Fentanyl continues to get more potent over time as it is mixed with more adulterants, emphasizing the need to reduce the demand for fentanyl by getting drug users into recovery programs with sobriety as the goal.
TogetherSF Action called on the city to emphasize getting drug users into recovery—and it worked. Now we’re starting to see a shift in the Department of Public Health’s messaging toward recovery as well. Recently, DPH held a press conference to give a grim update on fentanyl overdose deaths in June. During it, DPH head Dr. Grant Colfax acknowledged that just a small amount of the illicit drug is fatal, and that people currently using it should seek treatment to stop their usage.
It’s a welcome course correction to see DPH using their powerful platform to encourage drug users to enter recovery.
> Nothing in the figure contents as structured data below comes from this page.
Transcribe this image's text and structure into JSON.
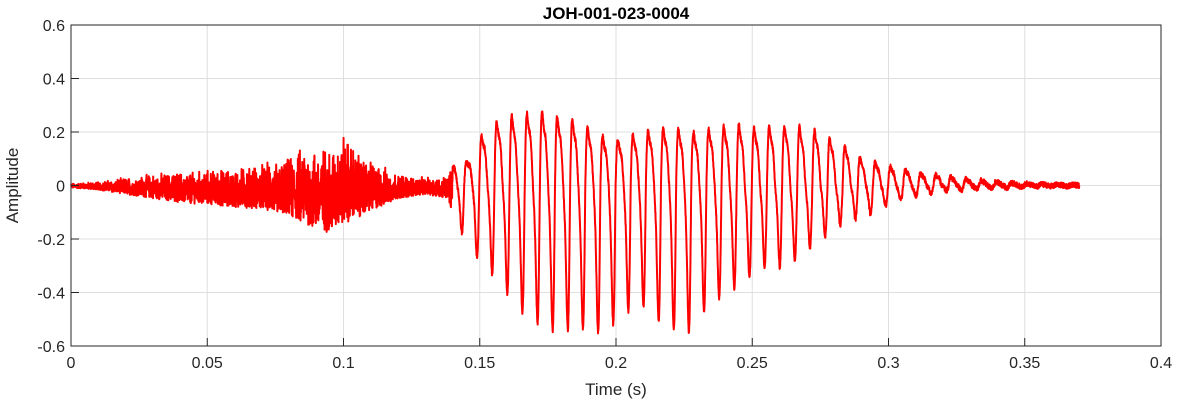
{
  "chart_data": {
    "type": "line",
    "title": "JOH-001-023-0004",
    "xlabel": "Time (s)",
    "ylabel": "Amplitude",
    "xlim": [
      0,
      0.4
    ],
    "ylim": [
      -0.6,
      0.6
    ],
    "grid": true,
    "xticks": [
      0,
      0.05,
      0.1,
      0.15,
      0.2,
      0.25,
      0.3,
      0.35,
      0.4
    ],
    "xtick_labels": [
      "0",
      "0.05",
      "0.1",
      "0.15",
      "0.2",
      "0.25",
      "0.3",
      "0.35",
      "0.4"
    ],
    "yticks": [
      -0.6,
      -0.4,
      -0.2,
      0,
      0.2,
      0.4,
      0.6
    ],
    "ytick_labels": [
      "-0.6",
      "-0.4",
      "-0.2",
      "0",
      "0.2",
      "0.4",
      "0.6"
    ],
    "series": [
      {
        "color": "#ff0000",
        "x": [
          0,
          0.01,
          0.02,
          0.03,
          0.04,
          0.05,
          0.06,
          0.07,
          0.08,
          0.085,
          0.09,
          0.095,
          0.1,
          0.105,
          0.11,
          0.12,
          0.13,
          0.138,
          0.14,
          0.1425,
          0.145,
          0.15,
          0.155,
          0.16,
          0.165,
          0.17,
          0.175,
          0.18,
          0.185,
          0.19,
          0.195,
          0.2,
          0.205,
          0.21,
          0.215,
          0.22,
          0.225,
          0.23,
          0.235,
          0.24,
          0.245,
          0.25,
          0.255,
          0.26,
          0.265,
          0.27,
          0.275,
          0.28,
          0.285,
          0.29,
          0.295,
          0.3,
          0.305,
          0.31,
          0.315,
          0.32,
          0.33,
          0.34,
          0.35,
          0.36,
          0.37
        ],
        "upper": [
          0.01,
          0.02,
          0.04,
          0.06,
          0.07,
          0.08,
          0.09,
          0.11,
          0.14,
          0.2,
          0.21,
          0.2,
          0.27,
          0.17,
          0.13,
          0.06,
          0.04,
          0.05,
          0.12,
          0.15,
          0.12,
          0.25,
          0.33,
          0.37,
          0.36,
          0.4,
          0.38,
          0.36,
          0.34,
          0.3,
          0.26,
          0.24,
          0.26,
          0.28,
          0.3,
          0.3,
          0.29,
          0.28,
          0.3,
          0.31,
          0.32,
          0.3,
          0.31,
          0.31,
          0.32,
          0.3,
          0.28,
          0.24,
          0.2,
          0.14,
          0.12,
          0.1,
          0.09,
          0.07,
          0.06,
          0.05,
          0.03,
          0.02,
          0.01,
          0.005,
          0.002
        ],
        "lower": [
          -0.01,
          -0.02,
          -0.04,
          -0.06,
          -0.08,
          -0.09,
          -0.1,
          -0.11,
          -0.14,
          -0.17,
          -0.21,
          -0.22,
          -0.18,
          -0.15,
          -0.12,
          -0.06,
          -0.04,
          -0.06,
          -0.12,
          -0.16,
          -0.2,
          -0.28,
          -0.33,
          -0.4,
          -0.46,
          -0.5,
          -0.53,
          -0.54,
          -0.52,
          -0.53,
          -0.55,
          -0.5,
          -0.46,
          -0.44,
          -0.5,
          -0.52,
          -0.57,
          -0.48,
          -0.44,
          -0.4,
          -0.37,
          -0.33,
          -0.3,
          -0.3,
          -0.28,
          -0.24,
          -0.2,
          -0.16,
          -0.13,
          -0.12,
          -0.1,
          -0.07,
          -0.05,
          -0.04,
          -0.03,
          -0.02,
          -0.015,
          -0.01,
          -0.005,
          -0.003,
          -0.002
        ],
        "cycles_per_second": 180
      }
    ]
  }
}
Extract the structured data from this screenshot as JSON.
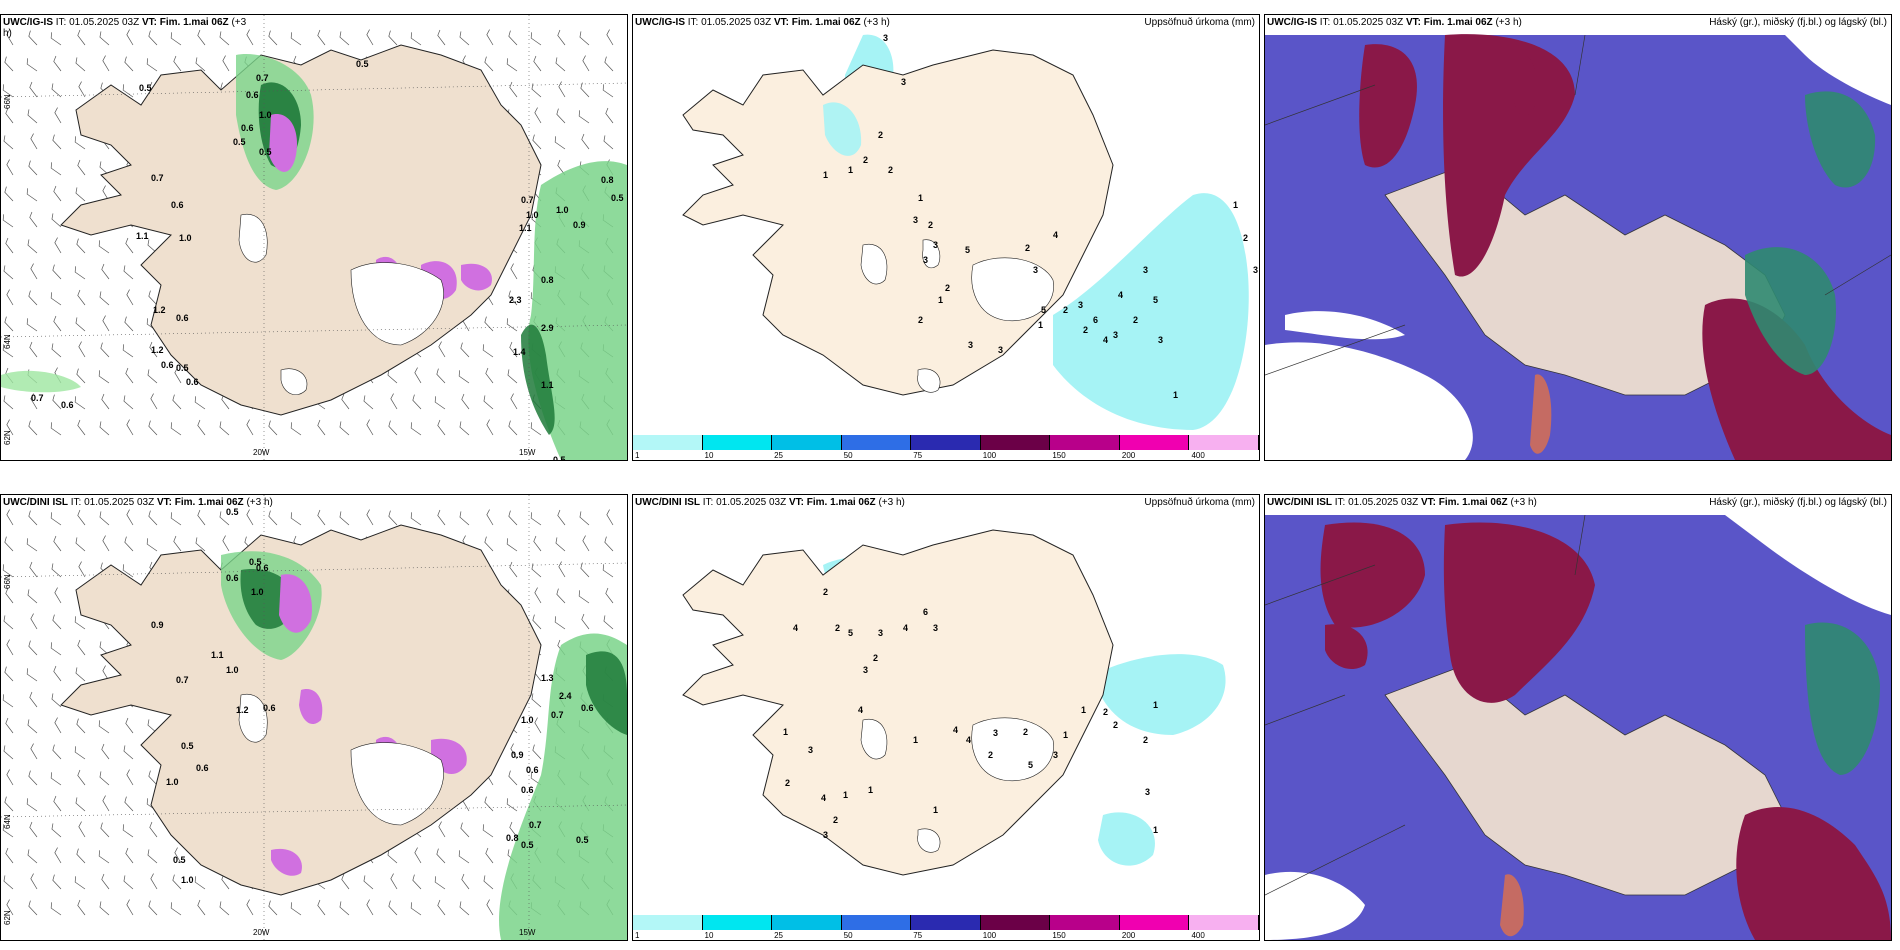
{
  "panels": {
    "p1": {
      "model": "UWC/IG-IS",
      "it_label": "IT:",
      "it_value": "01.05.2025 03Z",
      "vt_label": "VT:",
      "vt_value": "Fim. 1.mai 06Z",
      "lead": "(+3",
      "lead2": "h)",
      "right_title": ""
    },
    "p2": {
      "model": "UWC/IG-IS",
      "it_label": "IT:",
      "it_value": "01.05.2025 03Z",
      "vt_label": "VT:",
      "vt_value": "Fim. 1.mai 06Z",
      "lead": "(+3 h)",
      "right_title": "Uppsöfnuð úrkoma (mm)"
    },
    "p3": {
      "model": "UWC/IG-IS",
      "it_label": "IT:",
      "it_value": "01.05.2025 03Z",
      "vt_label": "VT:",
      "vt_value": "Fim. 1.mai 06Z",
      "lead": "(+3 h)",
      "right_title": "Háský (gr.), miðský (fj.bl.) og lágský (bl.)"
    },
    "p4": {
      "model": "UWC/DINI ISL",
      "it_label": "IT:",
      "it_value": "01.05.2025 03Z",
      "vt_label": "VT:",
      "vt_value": "Fim. 1.mai 06Z",
      "lead": "(+3 h)",
      "right_title": ""
    },
    "p5": {
      "model": "UWC/DINI ISL",
      "it_label": "IT:",
      "it_value": "01.05.2025 03Z",
      "vt_label": "VT:",
      "vt_value": "Fim. 1.mai 06Z",
      "lead": "(+3 h)",
      "right_title": "Uppsöfnuð úrkoma (mm)"
    },
    "p6": {
      "model": "UWC/DINI ISL",
      "it_label": "IT:",
      "it_value": "01.05.2025 03Z",
      "vt_label": "VT:",
      "vt_value": "Fim. 1.mai 06Z",
      "lead": "(+3 h)",
      "right_title": "Háský (gr.), miðský (fj.bl.) og lágský (bl.)"
    }
  },
  "axes": {
    "lon_20": "20W",
    "lon_15": "15W",
    "lat_66": "66N",
    "lat_64": "64N",
    "lat_62": "62N"
  },
  "colorbar": {
    "ticks": [
      "1",
      "10",
      "25",
      "50",
      "75",
      "100",
      "150",
      "200",
      "400"
    ],
    "colors": [
      "#b3f7f7",
      "#00e6f0",
      "#00bfe6",
      "#2e6ee6",
      "#2a2ab0",
      "#6b0047",
      "#b8008a",
      "#f000b0",
      "#f7b0f0"
    ]
  },
  "labels": {
    "p1": [
      "0.5",
      "0.5",
      "0.7",
      "0.6",
      "1.0",
      "0.6",
      "0.5",
      "0.5",
      "0.7",
      "0.6",
      "1.1",
      "1.0",
      "1.2",
      "0.6",
      "0.6",
      "0.5",
      "0.6",
      "0.7",
      "1.0",
      "1.0",
      "1.1",
      "0.8",
      "2.3",
      "2.9",
      "1.4",
      "1.1",
      "0.7",
      "0.6",
      "0.5",
      "0.9",
      "0.8",
      "0.5",
      "1.2"
    ],
    "p2": [
      "3",
      "3",
      "2",
      "1",
      "1",
      "2",
      "2",
      "1",
      "3",
      "2",
      "3",
      "3",
      "5",
      "2",
      "1",
      "2",
      "3",
      "3",
      "5",
      "1",
      "2",
      "3",
      "2",
      "4",
      "3",
      "2",
      "6",
      "4",
      "3",
      "4",
      "2",
      "3",
      "5",
      "3",
      "1",
      "1",
      "2",
      "3"
    ],
    "p4": [
      "0.5",
      "0.5",
      "0.6",
      "0.6",
      "1.0",
      "0.9",
      "1.1",
      "1.0",
      "0.7",
      "1.2",
      "0.5",
      "0.6",
      "1.0",
      "0.6",
      "0.5",
      "1.0",
      "1.3",
      "2.4",
      "1.0",
      "0.7",
      "0.9",
      "0.6",
      "0.6",
      "0.7",
      "0.8",
      "0.5",
      "0.6",
      "0.5"
    ],
    "p5": [
      "2",
      "2",
      "4",
      "5",
      "3",
      "4",
      "6",
      "3",
      "2",
      "3",
      "4",
      "1",
      "3",
      "2",
      "4",
      "1",
      "3",
      "2",
      "1",
      "1",
      "1",
      "4",
      "4",
      "3",
      "2",
      "2",
      "5",
      "3",
      "1",
      "1",
      "2",
      "2",
      "2",
      "1",
      "3",
      "1"
    ]
  }
}
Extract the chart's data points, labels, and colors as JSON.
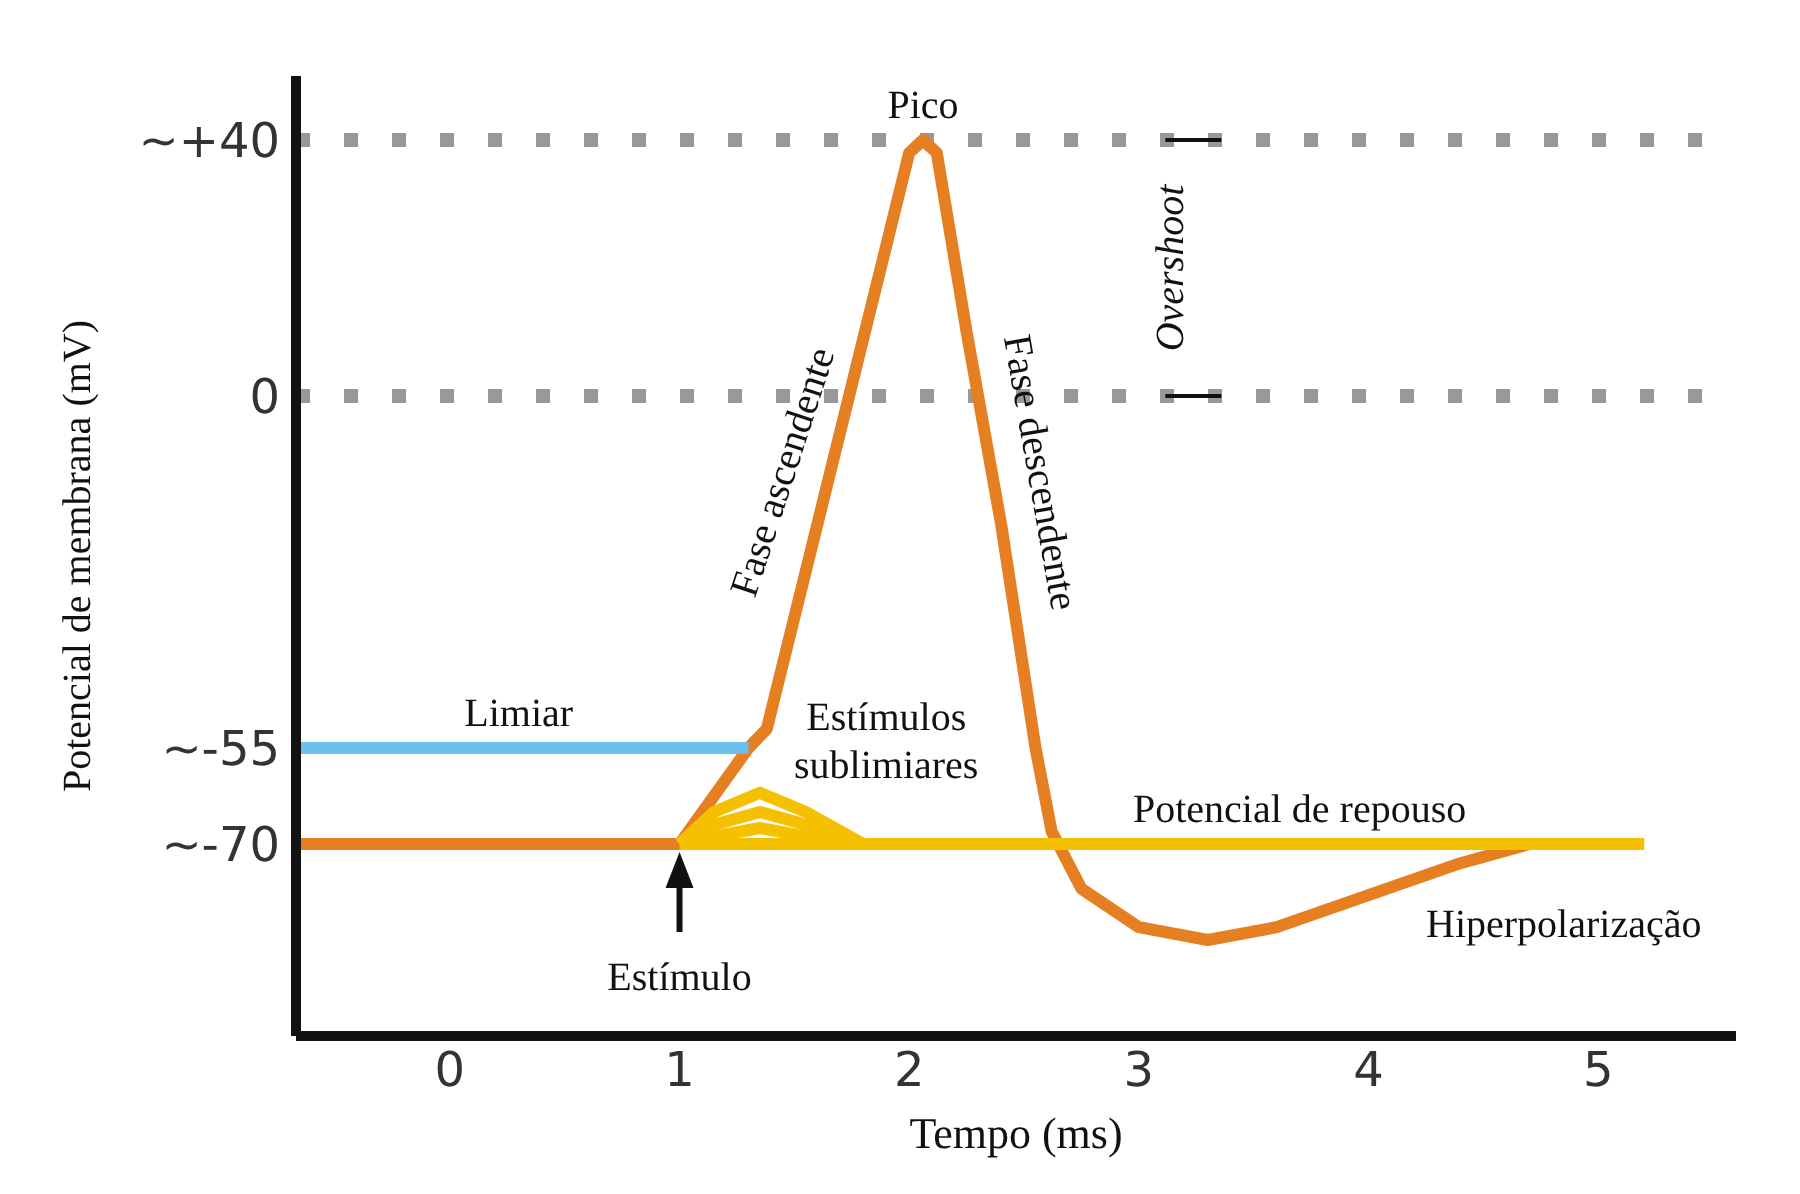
{
  "chart_data": {
    "type": "line",
    "xlabel": "Tempo (ms)",
    "ylabel": "Potencial de membrana (mV)",
    "xlim": [
      -0.67,
      5.6
    ],
    "xticks": [
      0,
      1,
      2,
      3,
      4,
      5
    ],
    "ylim": [
      -100,
      50
    ],
    "yticks": [
      {
        "value": 40,
        "label": "~+40"
      },
      0,
      {
        "value": -55,
        "label": "~-55"
      },
      {
        "value": -70,
        "label": "~-70"
      }
    ],
    "marker": "none",
    "line_style": "solid",
    "ref_lines": [
      {
        "axis": "y",
        "value": 40,
        "color": "#999999",
        "line_style": "dotted"
      },
      {
        "axis": "y",
        "value": 0,
        "color": "#999999",
        "line_style": "dotted"
      }
    ],
    "series": [
      {
        "color": "#e67e22",
        "x": [
          -0.65,
          1.0,
          1.3,
          1.38,
          2.0,
          2.06,
          2.12,
          2.25,
          2.4,
          2.55,
          2.62,
          2.75,
          3.0,
          3.3,
          3.6,
          4.0,
          4.4,
          4.7,
          5.2
        ],
        "values": [
          -70,
          -70,
          -55,
          -52,
          38,
          40,
          38,
          10,
          -20,
          -55,
          -68,
          -77,
          -83,
          -85,
          -83,
          -78,
          -73,
          -70,
          -70
        ]
      },
      {
        "color": "#6bbfea",
        "x": [
          -0.65,
          1.3
        ],
        "values": [
          -55,
          -55
        ]
      },
      {
        "color": "#f5c000",
        "x": [
          1.0,
          5.2
        ],
        "values": [
          -70,
          -70
        ]
      },
      {
        "color": "#f5c000",
        "x": [
          1.0,
          1.15,
          1.35,
          1.55,
          1.8
        ],
        "values": [
          -70,
          -65,
          -62,
          -65,
          -70
        ]
      },
      {
        "color": "#f5c000",
        "x": [
          1.0,
          1.15,
          1.35,
          1.55,
          1.75
        ],
        "values": [
          -70,
          -67,
          -65,
          -67,
          -70
        ]
      },
      {
        "color": "#f5c000",
        "x": [
          1.0,
          1.2,
          1.35,
          1.5,
          1.7
        ],
        "values": [
          -70,
          -68.5,
          -67.5,
          -68.5,
          -70
        ]
      }
    ],
    "annotations": [
      {
        "text": "Pico",
        "x": 2.06,
        "y": 40
      },
      {
        "text": "Limiar",
        "x": 0.3,
        "y": -55
      },
      "Estímulos sublimiares",
      {
        "text": "Potencial de repouso",
        "x": 3.7,
        "y": -70
      },
      "Hiperpolarização",
      {
        "text": "Estímulo",
        "x": 1.0,
        "y": -70
      },
      {
        "text": "Fase ascendente",
        "x": 1.6,
        "y": -12
      },
      {
        "text": "Fase descendente",
        "x": 2.42,
        "y": -12
      },
      "Overshoot"
    ]
  }
}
However, some people used this opportunity to claim that DPH was embracing a “law enforcement” narrative by being truthful about the drug—which we find to be disingenuous and divisive. The lethality of fentanyl necessitates strong messaging around the importance of recovery.
This shift in tone is an important step in the right direction for the Department of Public Health. We now hope to see DPH shift its tactics and focus toward getting people into recovery.